Le tango, musique métisse qui a des origines noires, notamment rythmiques, est né à la fin du XIXème siècle dans la région du Rio de la Plata, énorme estuaire du Rio Paraná et du Rio Uruguay à cheval entre l'Argentine et l'Uruguay.
C'est dans les faubourgs miséreux des zones portuaires de ces deux pays, d'un côté la ville de Buenos Aires, de l'autre la ville de Montevidéo, qu'est né et s'est développé la musique et la danse que l'on appelle aujourd'hui "tango porteño". De par sa localisation, le tango a absorbé toutes les influences qui passèrent à sa portée dans le Rio de la Plata, intégrant et digérant les apports les plus divers, notamment ceux d'une émigration massive. Le tango porteño n'a cessé jusqu'à aujourd'hui de se transformer et d'enrichir sa structure rythmique, mélodique et chorégraphique.
À ses débuts, le tango porteño était joué à la flûte, guitare et violon. Début du XIX siècle arriva le bandonéon, sans doute apporté par des émigrés brésiliens ou allemands. Le bandonéon s'intègre à l'orquesta típica qui apparaît vers 1911. Cet orquesta típica trouvera sa forme définitive sur la base du piano et des violons, auxquels peut se joindre une contrebasse et quelquefois une batterie.
Ce qui fait le tango, c'est cette façon particulière de suspendre la mélodie, d'ornementer, d'accentuer, de placer les tensions-détentes de ralentir ou de faire traîner la mélodie par le son du bandonéon. Au delà des styles et des écoles qui ont marqué l'histoire du tango, il y a cette manière commune d'exprimer et de sentir la musique qui trace une ligne directe entre les premiers tangos d'Angel Villoldo et ceux d'Astor Piazzolla.

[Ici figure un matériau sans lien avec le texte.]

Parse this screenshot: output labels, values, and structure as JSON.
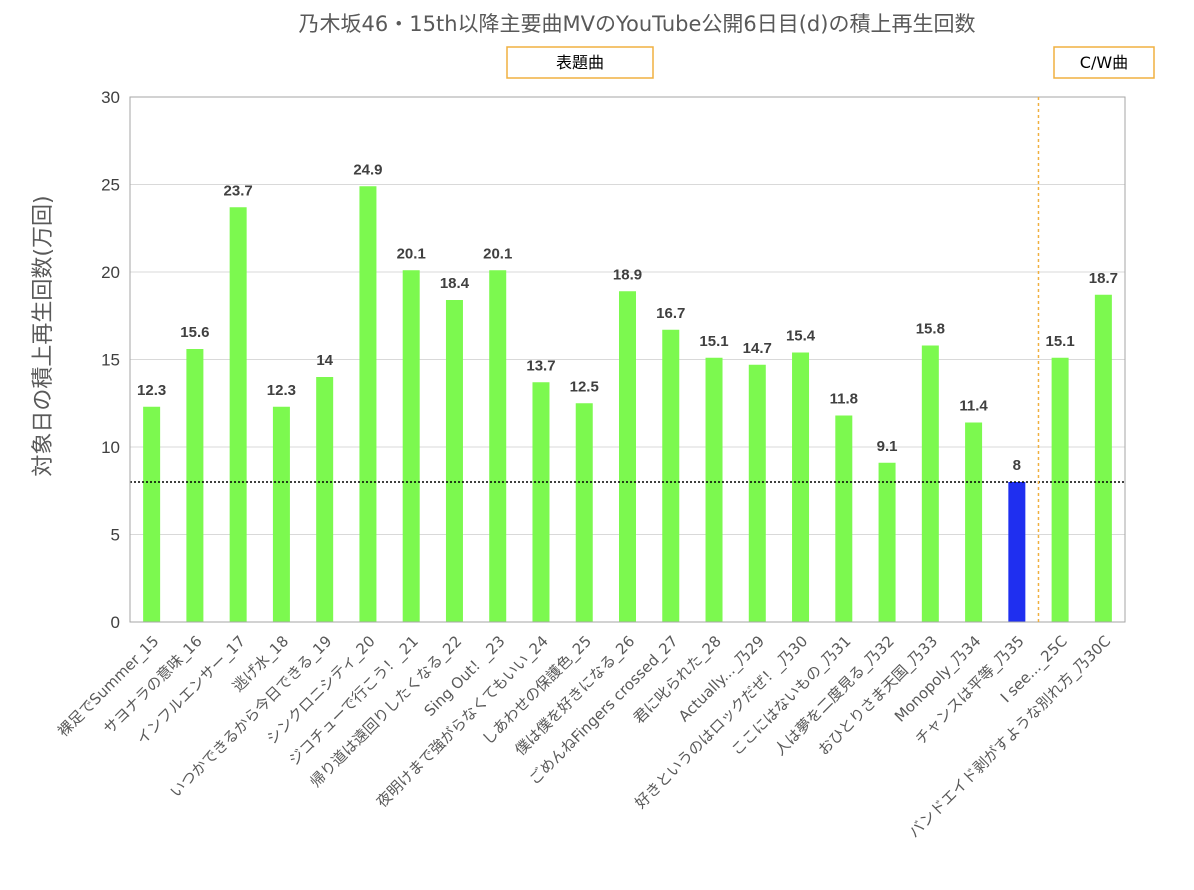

Le tango n'est pas seulement la musique et la danse, c'est une culture à part entière avec ses poètes, ses écrivains, ses musiciens, ses orchestres, ses chanteurs, ses chanteuses (liste non exhaustive) et une vie étroitement liée aux évènements politiques et sociaux de l'Argentine mais également du monde.
La danse appelée "tango argentin" se compose en réalité de plusieurs danses (la milonga qui est à l'origine du tango, le tango, la valse argentine) que l'on peut danser dans de nombreux et différents styles dont les principaux sont : le style "milongueros" caractérisé par "l'abrazo" et "l'ocho cortado", le style "canyengue" marché et sautillé, le style "tango de scène" avec ses innovations chorégraphiques, ses sauts, le style "tango salon" sobre, élégant et feutré.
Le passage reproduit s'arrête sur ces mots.